Perdarahn subaraknoid sering bersifat residif selama 24 72 jam pertama, dan dapat
menimbulkan vasospasme serebral hebat disertai infark otak.13

Gejala Klinis Stroke Hemoragik


Gejala klinis stroke ada berbagai macam, diantaranya adalah ditemukan perdarahan
intraserebral (ICH) yang dapat dibedakan secara klinis dari stroke iskemik, hipertensi
biasanya ditemukan, tingkat kesadaran yang berubah atau koma lebih umum pada stroke
hemoragik dibandingkan dengan stroke iskemik. Seringkali, hal ini disebabkan peningkatan
tekanan intrakranial. Meningismus dapat terjadi akibat adanya darah dalam ventrikel.2
Defisit neurologis fokal. Jenis defisit tergantung pada area otak yang terlibat. Jika
belahan dominan (biasanya kiri) terlibat, suatu sindrom yang terdiri dari hemiparesis kanan,
kerugian hemisensory kanan, meninggalkan tatapan preferensi, bidang visual kanan
terpotong, dan aphasia mungkin terjadi. Jika belahan nondominant (biasanya kanan) terlibat,
sebuah sindrom hemiparesis kiri, kerugian hemisensory kiri, preferensi tatapan ke kanan, dan

memotong bidang visual kiri. Sindrom belahan nondominant juga dapat mengakibatkan
pengabaian dan kekurangan perhatian pada sisi kiri.2
Jika cerebellum yang terlibat, pasien beresiko tinggi untuk herniasi dan kompresi
batang otak. Herniasi bisa menyebabkan penurunan cepat dalam tingkat kesadaran, apnea,
dan kematian. Tanda-tanda lain dari keterlibatan cerebellar atau batang otak antara lain:
ekstremitas ataksia, vertigo atau tinnitus, mual dan muntah, hemiparesis atau quadriparesis,
hemisensori atau kehilangan sensori dari semua empat anggota, gerakan mata yang
mengakibatkan kelainan diplopia atau nistagmus, kelemahan orofaringeal atau disfagia,
wajah ipsilateral dan kontralateral tubuh.2,9

A. Perdarahan Intraserebral
Sebuah perdarahan intraserebral dimulai tiba-tiba. Di sekitar setengah dari jumlah
penderita, serangan dimulai dengan sakit kepala parah, sering selama aktivitas. Namun, pada
orang tua, sakit kepala mungkin ringan atau tidak ada. Gejala disfungsi otak menggambarkan
perkembangan yang terus memburuk sebagai perdarahan.

Beberapa gejala, seperti

kelemahan, kelumpuhan, hilangnya sensasi, dan mati rasa, sering hanya mempengaruhi satu
sisi tubuh.

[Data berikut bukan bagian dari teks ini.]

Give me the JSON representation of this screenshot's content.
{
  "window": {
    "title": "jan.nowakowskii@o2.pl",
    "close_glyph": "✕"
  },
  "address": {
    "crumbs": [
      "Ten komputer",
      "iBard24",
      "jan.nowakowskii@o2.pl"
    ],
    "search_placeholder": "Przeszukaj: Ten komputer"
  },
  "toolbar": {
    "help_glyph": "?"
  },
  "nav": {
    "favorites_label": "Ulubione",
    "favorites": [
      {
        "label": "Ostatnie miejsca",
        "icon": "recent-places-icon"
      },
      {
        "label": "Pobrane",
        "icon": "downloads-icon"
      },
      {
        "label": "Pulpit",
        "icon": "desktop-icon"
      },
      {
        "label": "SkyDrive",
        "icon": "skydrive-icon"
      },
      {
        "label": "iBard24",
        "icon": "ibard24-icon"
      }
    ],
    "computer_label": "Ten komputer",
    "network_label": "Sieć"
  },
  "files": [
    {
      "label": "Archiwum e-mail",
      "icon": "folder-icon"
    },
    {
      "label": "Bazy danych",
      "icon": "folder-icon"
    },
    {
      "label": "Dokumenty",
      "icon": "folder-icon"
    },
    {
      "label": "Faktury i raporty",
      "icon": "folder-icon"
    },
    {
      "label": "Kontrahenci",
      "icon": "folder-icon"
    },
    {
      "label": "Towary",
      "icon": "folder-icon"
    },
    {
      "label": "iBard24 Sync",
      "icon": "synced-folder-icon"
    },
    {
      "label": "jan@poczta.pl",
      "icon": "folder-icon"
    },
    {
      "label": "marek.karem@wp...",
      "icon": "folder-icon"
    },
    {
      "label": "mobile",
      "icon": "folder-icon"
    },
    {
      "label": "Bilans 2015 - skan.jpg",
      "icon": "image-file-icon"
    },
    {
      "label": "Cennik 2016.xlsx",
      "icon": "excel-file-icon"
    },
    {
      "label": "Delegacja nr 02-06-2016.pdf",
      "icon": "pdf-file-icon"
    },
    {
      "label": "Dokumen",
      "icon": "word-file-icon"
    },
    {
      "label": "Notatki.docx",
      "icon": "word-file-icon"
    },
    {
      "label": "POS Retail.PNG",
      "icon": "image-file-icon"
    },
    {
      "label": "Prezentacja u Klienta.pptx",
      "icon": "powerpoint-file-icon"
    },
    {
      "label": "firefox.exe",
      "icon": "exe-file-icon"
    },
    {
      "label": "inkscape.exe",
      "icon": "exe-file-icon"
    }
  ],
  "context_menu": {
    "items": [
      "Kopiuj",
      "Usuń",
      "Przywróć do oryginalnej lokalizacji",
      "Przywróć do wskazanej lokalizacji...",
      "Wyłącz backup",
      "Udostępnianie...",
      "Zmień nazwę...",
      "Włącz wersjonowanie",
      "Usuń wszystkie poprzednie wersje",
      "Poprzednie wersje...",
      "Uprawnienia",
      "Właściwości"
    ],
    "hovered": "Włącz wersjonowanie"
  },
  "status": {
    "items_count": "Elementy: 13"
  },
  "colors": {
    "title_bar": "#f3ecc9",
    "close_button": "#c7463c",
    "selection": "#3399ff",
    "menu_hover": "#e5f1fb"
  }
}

Orang mungkin tidak dapat berbicara atau menjadi bingung. Visi dapat terganggu
atau hilang.

Mata dapat menunjukkan arah yang berbeda atau menjadi lumpuh. Mual,

muntah, kejang, dan hilangnya kesadaran yang umum dan dapat terjadi dalam beberapa detik
untuk menit.2,9

B. Perdarahan Subaraknoid
Sebelum robek, aneurisma yang biasanya tidak menimbulkan gejala kecuali menekan
pada saraf atau kebocoran sejumlah kecil darah, biasanya sebelum pecah besar (yang
menyebabkan sakit kepala), menghasilkan tanda-tanda peringatan, seperti berikut:2,9

Sakit kepala, yang mungkin luar biasa tiba-tiba dan parah (kadang-kadang disebut
sakit kepala halilintar)

Sakit pada mata atau daerah fasial

Penglihatan ganda

Kehilangan penglihatan tepi


Tanda-tanda peringatan dapat terjadi menit ke minggu sebelum pecahnya aneurisma.

Individu harus melaporkan setiap sakit kepala yang tidak biasa ke dokter segera.2,9
Aneurisma yang pecah biasanya menyebabkan sakit kepala, tiba-tiba parah dan
mencapai puncak dalam beberapa detik. Hal ini sering diikuti dengan kehilangan kesadaran

singkat. Hampir setengah dari orang yang terkena meninggal sebelum mencapai rumah sakit.
Beberapa orang tetap berada dalam koma atau tidak sadar dan sebagian lainnya bangun,
merasa bingung, dan mengantuk. Dalam beberapa jam atau bahkan menit, penderita mungkin
menjadi tidak responsif dan sulit untuk dibangunkan. 2,9
Dalam waktu 24 jam, darah dan cairan serebrospinal di sekitar otak mengiritasi
lapisan jaringan yang menutupi otak (meninges), menyebabkan leher kaku serta sakit kepala
terus, sering dengan muntah, pusing, dan nyeri pinggang. 2
Sekitar 25% dari orang yang mengalami gejala-gejala yang mengindikasikan
kerusakan pada bagian tertentu dari otak, seperti berikut: 2,9

Kelemahan atau kelumpuhan pada satu sisi tubuh (paling umum)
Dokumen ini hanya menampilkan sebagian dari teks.